The USL has already committed to bring a League One men’s franchise to Spokane. Now, it hopes to broaden that appeal with a League W team.

“We’re incredibly excited to be able to create new opportunities for our community to be involved in women’s sports,” said Cindy Wendle, President of USL to Spokane.

“Enhancing gender equity and opportunity for women not only in competition but in all areas of sports management is paramount, and I am honored to be a part of the team bringing this amazing project to life,” Wendle said.

Spokane Mayor Nadine Woodward took it from there, evoking visions of “high school girls taking the field in a brand-new downtown stadium.”

“They will see that if they have a dream and they work hard enough, they can continue to have their careers playing under the lights on a national stage,” Woodward said.

A few moments later, Woodward and Wendle posed for cameras with a giant purple scarf.

“For the W,” it said. That stands for Women, but on this occasion it also stood for winning.

Until four months ago, Spokane Public Schools had committed $31 million toward a new 5,000-seat stadium at the current Albi site in northwest Spokane.

But in early March, a coalition led by the Downtown Spokane Partnership pitched the idea of a centralized alternative, along with a professional soccer team.

Two months later, after several public forums and much controversy, the district board of directors approved the downtown stadium, which will be located just east of the Arena.

Mark Richard, the president and CEO of the Downtown Spokane Partnership, also appreciated the moment.

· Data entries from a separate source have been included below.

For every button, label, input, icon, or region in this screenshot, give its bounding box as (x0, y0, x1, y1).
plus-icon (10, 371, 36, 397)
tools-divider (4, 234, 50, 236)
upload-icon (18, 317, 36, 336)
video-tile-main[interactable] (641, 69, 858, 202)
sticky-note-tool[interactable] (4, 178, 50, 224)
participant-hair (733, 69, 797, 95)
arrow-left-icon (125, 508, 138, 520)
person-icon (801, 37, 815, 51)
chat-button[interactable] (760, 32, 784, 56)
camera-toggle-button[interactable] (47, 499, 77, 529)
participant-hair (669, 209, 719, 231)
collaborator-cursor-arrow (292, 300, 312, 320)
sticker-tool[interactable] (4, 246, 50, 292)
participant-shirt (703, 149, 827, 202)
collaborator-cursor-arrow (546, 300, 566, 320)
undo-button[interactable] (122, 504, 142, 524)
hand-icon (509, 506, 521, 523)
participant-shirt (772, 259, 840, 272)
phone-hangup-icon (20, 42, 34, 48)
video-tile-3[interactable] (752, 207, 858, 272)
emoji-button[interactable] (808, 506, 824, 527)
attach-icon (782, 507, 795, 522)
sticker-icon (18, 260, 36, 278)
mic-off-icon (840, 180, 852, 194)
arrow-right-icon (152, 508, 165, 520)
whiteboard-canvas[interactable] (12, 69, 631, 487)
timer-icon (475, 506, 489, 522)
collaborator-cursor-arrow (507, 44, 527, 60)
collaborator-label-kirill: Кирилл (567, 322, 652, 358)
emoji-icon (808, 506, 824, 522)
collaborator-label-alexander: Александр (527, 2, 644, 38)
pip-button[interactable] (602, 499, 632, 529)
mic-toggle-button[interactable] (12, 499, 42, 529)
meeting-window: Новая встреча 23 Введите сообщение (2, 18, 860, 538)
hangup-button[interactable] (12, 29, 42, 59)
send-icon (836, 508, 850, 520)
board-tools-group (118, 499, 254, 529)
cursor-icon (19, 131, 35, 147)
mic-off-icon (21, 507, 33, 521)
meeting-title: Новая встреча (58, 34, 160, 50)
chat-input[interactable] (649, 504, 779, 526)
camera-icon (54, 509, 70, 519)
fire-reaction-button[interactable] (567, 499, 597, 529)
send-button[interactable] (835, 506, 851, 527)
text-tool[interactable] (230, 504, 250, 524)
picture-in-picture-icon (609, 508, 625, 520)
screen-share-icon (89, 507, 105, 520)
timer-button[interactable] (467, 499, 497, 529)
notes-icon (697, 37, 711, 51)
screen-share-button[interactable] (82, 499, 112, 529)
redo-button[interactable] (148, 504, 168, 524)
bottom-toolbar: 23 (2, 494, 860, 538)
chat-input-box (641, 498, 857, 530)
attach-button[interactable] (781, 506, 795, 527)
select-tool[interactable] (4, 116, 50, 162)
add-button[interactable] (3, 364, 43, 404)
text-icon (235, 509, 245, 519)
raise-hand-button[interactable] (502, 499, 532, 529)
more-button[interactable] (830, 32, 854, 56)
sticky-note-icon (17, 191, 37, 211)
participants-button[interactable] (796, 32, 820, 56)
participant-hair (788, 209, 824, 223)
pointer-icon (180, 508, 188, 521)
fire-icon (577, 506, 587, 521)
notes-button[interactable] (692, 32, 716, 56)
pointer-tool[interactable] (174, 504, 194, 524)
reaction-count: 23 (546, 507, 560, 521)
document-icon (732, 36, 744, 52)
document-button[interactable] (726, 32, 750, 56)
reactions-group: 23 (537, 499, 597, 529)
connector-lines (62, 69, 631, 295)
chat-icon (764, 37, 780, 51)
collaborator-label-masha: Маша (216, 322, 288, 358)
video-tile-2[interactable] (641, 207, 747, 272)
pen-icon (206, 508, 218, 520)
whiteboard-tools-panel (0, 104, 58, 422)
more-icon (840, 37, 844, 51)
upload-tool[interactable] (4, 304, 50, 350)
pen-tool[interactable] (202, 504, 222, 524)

“The stadium will offer a whole host of opportunities for our students,” said Richard, who has a pair of soccer-playing daughters.

“This is a really great illustration of what we were trying to convey,” Richard said.

More work lies ahead. The USL must still find an ownership group for both teams, although Wendle said the league would assume financial responsibility in the event no one steps forward.

It’s also unclear whether the stadium will be ready by the fall of 2022, when high school football teams expect to compete on the new turf.

Greg Forsyth, head of capital projects for the school district, said Wednesday that it’s more likely the stadium won’t be completed until the spring of 2023.

That’s when the USL teams are expected to begin competing.

“Today’s announcement is another big step forward for the future of soccer in Spokane,” said Justin Papadakis, COO and Chief Real Estate Officer of the USL.

“In addition to the great work being done to bring both the men’s and women’s teams, we also could not be more excited with the progress being made on the downtown stadium project,” Papadakis said.

“Soccer is, at its core, about community and we have no doubt that this project will serve as a community gathering place, and great source of pride for all Spokane,” Papadakis said.

Stiles said she can’t wait.

“I think there’s a big Spokane soccer community, but it’s been neglected, and it’s bigger than people think,” she said.

“People think that Spokane is a basketball city, with GU and Hoopfest,” Stiles said. “But if you give us a chance to do something like that in soccer, I think you’re going to see the same excitement.”